Quantitative analysis of the effects of strain-state on the microstructure and J(sub c) of BSCCO tapes

摘要

After considerable optimization efforts, conventional thermomechanical processing of long, high temperature superconductors has not produced critical current densities (J(sub c)) adequate for most liquid nitrogen temperature applications. New approaches are needed to improve the J(sub c) of superconducting tape produced by co-deforming a ductile silver sheath containing the superconducting oxide using the powder-in-tube process. This study investigates improvements in J(sub c) generated by modifying the strain-state during rolling of silver-sheathed Bi(sub 2)Sr(sub 2)Ca(sub 2)Cu(sub 3)O(sub 10+x) (BSCCO-2223) tape using quantitative image analysis of the different phases. Pure compression and combined compression-shear loading was achieved by embedding BSCCO-2223 tapes at different locations within thick steel blocks.

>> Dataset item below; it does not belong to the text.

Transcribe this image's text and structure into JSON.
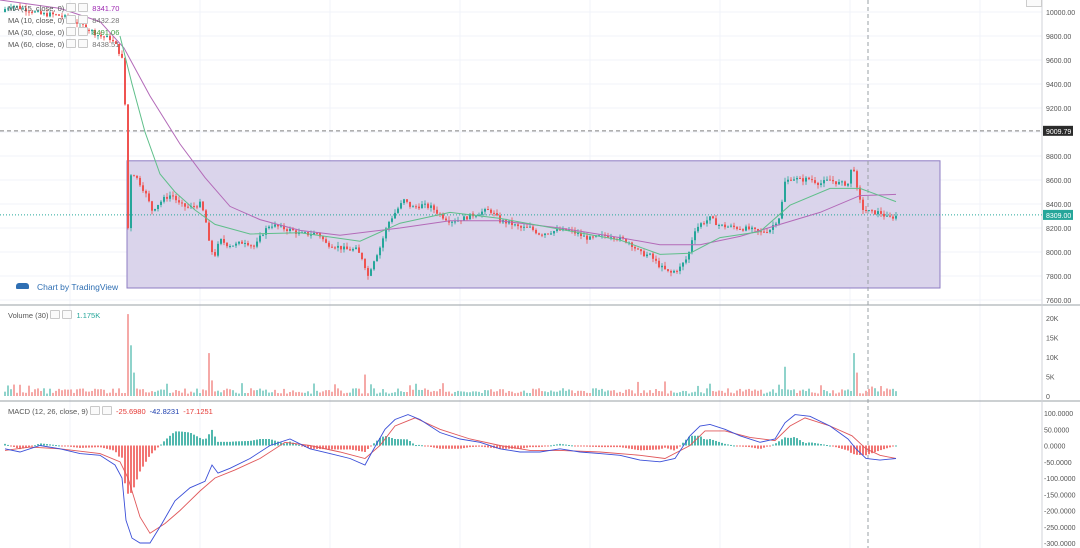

High hydrostatic compressive stress was imposed by confining the tape width. Tapes deformed with combined shear-compression exhibited measurably higher J(sub c) values than tapes subjected to pure compression, but their microstructures showed little difference in the amount of nonconducting (including porosity) phase content. However, constraining the tape width resulted in the most significant increase in J(sub c) which corresponded to a much lower porosity and nonconducting phase volume in the oxide near the tape edge.